Equità, solidarietà e rispetto della dignità umana sono alcuni dei principi presi in considerazione per guidare i decision-makers in situazioni di crisi – come si legge nel Crisis Standards of Care Guidelines (CSC) dell’Alabama – aggiornato al 28 febbraio 2020. Sempre in accordo con il CSC, tutti i pazienti meritano un trattamento equo nella somministrazione delle cure adeguate e non possono essere discriminati sulla base di nessun elemento che non sia direttamente rilevante per l’ammissibilità degli individui a ricevere le suddette cure. Vale a dire? In merito, il CSC è poco chiaro e lascia un ampio margine di interpretazione, delegando la scelta all’etica del singolo operatore sanitario, il cui obiettivo principale è quello di razionalizzare al meglio le poche risorse disponibili per il maggior numero di persone.

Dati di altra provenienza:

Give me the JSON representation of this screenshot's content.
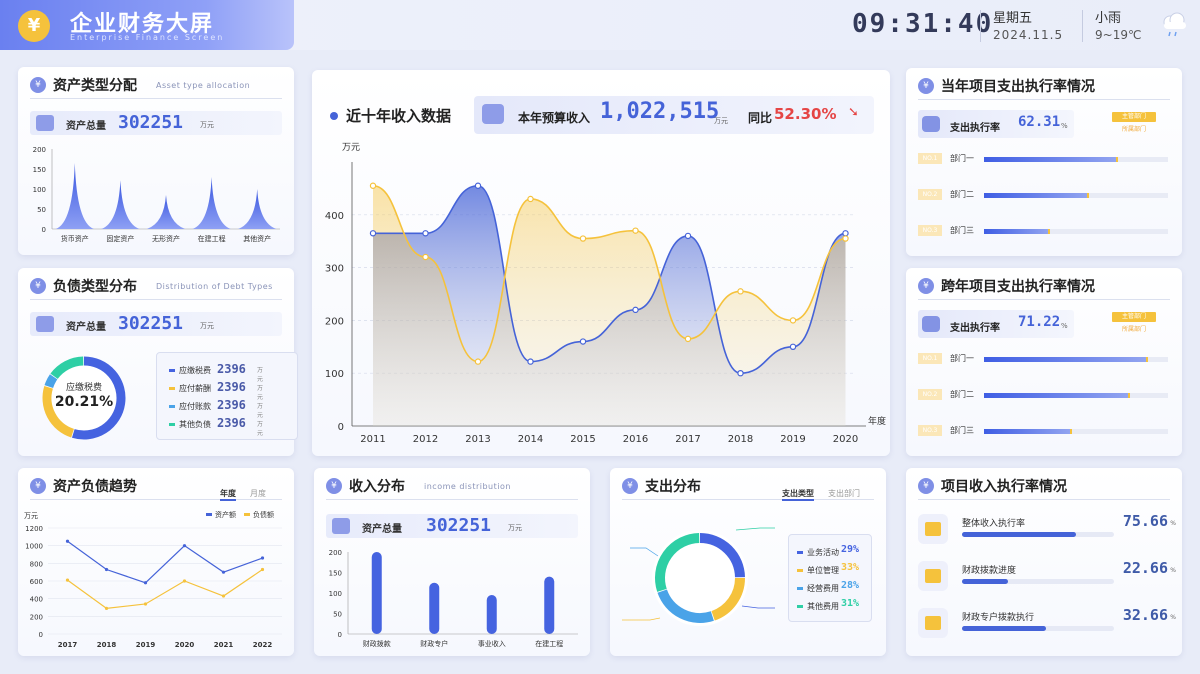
{
  "header": {
    "logo_glyph": "¥",
    "title": "企业财务大屏",
    "subtitle": "Enterprise Finance Screen",
    "time": "09:31:40",
    "weekday": "星期五",
    "date": "2024.11.5",
    "weather": "小雨",
    "temp": "9~19℃",
    "weather_icon": "cloud-rain-icon"
  },
  "asset_type": {
    "title": "资产类型分配",
    "subtitle": "Asset type allocation",
    "summary_label": "资产总量",
    "summary_value": "302251",
    "summary_unit": "万元",
    "chart_data": {
      "type": "area",
      "categories": [
        "货币资产",
        "固定资产",
        "无形资产",
        "在建工程",
        "其他资产"
      ],
      "values": [
        165,
        122,
        85,
        130,
        100
      ],
      "ylim": [
        0,
        200
      ],
      "yticks": [
        0,
        50,
        100,
        150,
        200
      ]
    }
  },
  "debt_type": {
    "title": "负债类型分布",
    "subtitle": "Distribution of Debt Types",
    "summary_label": "资产总量",
    "summary_value": "302251",
    "summary_unit": "万元",
    "center_label": "应缴税费",
    "center_value": "20.21%",
    "chart_data": {
      "type": "pie",
      "labels": [
        "应缴税费",
        "应付薪酬",
        "应付账款",
        "其他负债"
      ],
      "values": [
        2396,
        2396,
        2396,
        2396
      ],
      "unit": "万元",
      "colors": [
        "#4563e0",
        "#f5c23c",
        "#4aa3e8",
        "#2ecfa5"
      ]
    }
  },
  "trend": {
    "title": "资产负债趋势",
    "tabs": [
      "年度",
      "月度"
    ],
    "unit": "万元",
    "chart_data": {
      "type": "line",
      "categories": [
        "2017",
        "2018",
        "2019",
        "2020",
        "2021",
        "2022"
      ],
      "series": [
        {
          "name": "资产额",
          "values": [
            1050,
            730,
            580,
            1000,
            700,
            860
          ],
          "color": "#4563d8"
        },
        {
          "name": "负债额",
          "values": [
            610,
            290,
            340,
            600,
            430,
            730
          ],
          "color": "#f5c23c"
        }
      ],
      "ylim": [
        0,
        1200
      ],
      "yticks": [
        0,
        200,
        400,
        600,
        800,
        1000,
        1200
      ]
    }
  },
  "income": {
    "title": "近十年收入数据",
    "budget_label": "本年预算收入",
    "budget_value": "1,022,515",
    "budget_unit": "万元",
    "yoy_label": "同比",
    "yoy_value": "52.30%",
    "ylabel": "万元",
    "xlabel": "年度",
    "chart_data": {
      "type": "area",
      "categories": [
        "2011",
        "2012",
        "2013",
        "2014",
        "2015",
        "2016",
        "2017",
        "2018",
        "2019",
        "2020"
      ],
      "series": [
        {
          "name": "blue",
          "values": [
            365,
            365,
            455,
            122,
            160,
            220,
            360,
            100,
            150,
            365
          ],
          "color": "#4563d8"
        },
        {
          "name": "yellow",
          "values": [
            455,
            320,
            122,
            430,
            355,
            370,
            165,
            255,
            200,
            355
          ],
          "color": "#f5c23c"
        }
      ],
      "ylim": [
        0,
        500
      ],
      "yticks": [
        0,
        100,
        200,
        300,
        400
      ]
    }
  },
  "income_dist": {
    "title": "收入分布",
    "subtitle": "income distribution",
    "summary_label": "资产总量",
    "summary_value": "302251",
    "summary_unit": "万元",
    "chart_data": {
      "type": "bar",
      "categories": [
        "财政拨款",
        "财政专户",
        "事业收入",
        "在建工程"
      ],
      "values": [
        200,
        125,
        95,
        140
      ],
      "ylim": [
        0,
        200
      ],
      "yticks": [
        0,
        50,
        100,
        150,
        200
      ]
    }
  },
  "expense_dist": {
    "title": "支出分布",
    "tabs": [
      "支出类型",
      "支出部门"
    ],
    "chart_data": {
      "type": "pie",
      "labels": [
        "业务活动",
        "单位管理",
        "经营费用",
        "其他费用"
      ],
      "values": [
        29,
        33,
        28,
        31
      ],
      "display": [
        "29%",
        "33%",
        "28%",
        "31%"
      ],
      "colors": [
        "#4563e0",
        "#f5c23c",
        "#4aa3e8",
        "#2ecfa5"
      ]
    }
  },
  "annual_exec": {
    "title": "当年项目支出执行率情况",
    "rate_label": "支出执行率",
    "rate_value": "62.31",
    "rate_unit": "%",
    "badge": "主管部门",
    "badge2": "所属部门",
    "rows": [
      {
        "no": "NO.1",
        "name": "部门一",
        "pct": 0.72
      },
      {
        "no": "NO.2",
        "name": "部门二",
        "pct": 0.56
      },
      {
        "no": "NO.3",
        "name": "部门三",
        "pct": 0.35
      }
    ]
  },
  "cross_exec": {
    "title": "跨年项目支出执行率情况",
    "rate_label": "支出执行率",
    "rate_value": "71.22",
    "rate_unit": "%",
    "badge": "主管部门",
    "badge2": "所属部门",
    "rows": [
      {
        "no": "NO.1",
        "name": "部门一",
        "pct": 0.88
      },
      {
        "no": "NO.2",
        "name": "部门二",
        "pct": 0.78
      },
      {
        "no": "NO.3",
        "name": "部门三",
        "pct": 0.47
      }
    ]
  },
  "project_income": {
    "title": "项目收入执行率情况",
    "rows": [
      {
        "label": "整体收入执行率",
        "value": "75.66",
        "unit": "%",
        "pct": 0.75
      },
      {
        "label": "财政拨款进度",
        "value": "22.66",
        "unit": "%",
        "pct": 0.3
      },
      {
        "label": "财政专户拨款执行",
        "value": "32.66",
        "unit": "%",
        "pct": 0.55
      }
    ]
  }
}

Si esprime più chiaramente il CSC redatto dal dipartimento di competenza del Colorado. Al paragrafo “Criteri per l’esclusione” troviamo un elenco, relativamente ampio, di casi in cui i pazienti debbano essere esclusi dall’ammissione o trasferimento al reparto di terapia intensiva, qualora esistano condizioni cliniche precedenti che possano avere un impatto sulle possibilità di sopravvivenza: demenza, sclerosi multipla, sclerosi laterale amiotrofica (SLA), tumori giunti all’ultimo stadio, gravi disturbi neurologici; individui dunque che presentino scarse possibilità di guarigione. Anche l’età diventa criterio di esclusione: ai soggetti maggiori di 90 anni non è consentito avere cure adeguate qualora i sintomi dovessero aggravarsi.

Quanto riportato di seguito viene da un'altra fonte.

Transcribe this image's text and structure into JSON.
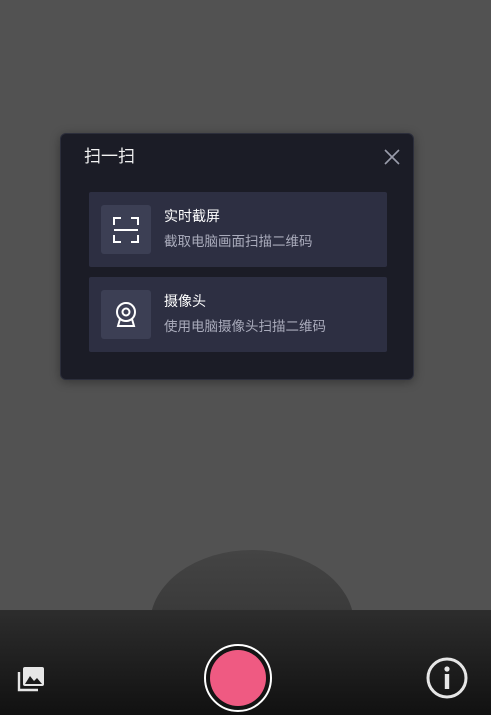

Inoltre, valutando le condizioni del paziente, la sanità pubblica del Colorado attribuisce loro un punteggio attraverso un sistema di classificazione chiamato Modified Sequential Organ Failure Assessment (MSOFA), il quale valuta le condizioni dei diversi apparati: cardiovascolare, respiratorio e via dicendo. Più alto è il numero sulla scala, peggiore risulta il quadro clinico. Qualora un paziente abbia un punteggio superiore a otto per più di cinque giorni, senza mostrare segni di miglioramento, o abbia mai avuto un punteggio MSOFA pari o superiore a 15 (limite più alto) o una qualsiasi altra patologia presente nell’elenco dei criteri d’esclusione, deve essere dimesso dalla terapia intensiva, qualora vi arrivi, per dare priorità ad altri.

In tutto il mondo si sta giocando una partita pericolosa, contro un nemico poco conosciuto. E se al momento la preoccupazione è quella di vincere contro il virus, bisogna chiedersi a spese di chi potrebbe essere conseguito questo successo. La risposta statunitense appare tragicamente chiara: oltre ai disabili e i senzatetto, i membri della comunità afro-americana, già afflitta dal pay gap, difficilmente possono permettersi un’assicurazione sanitaria per coprire le spese mediche o di lavorare in modalità smart-working, dato che svolgono perlopiù mansioni che richiedono un’attività manuale, essendo così maggiormente esposti al contagio e meno tutelati dal sistema sanitario dello Stato ove risiedono.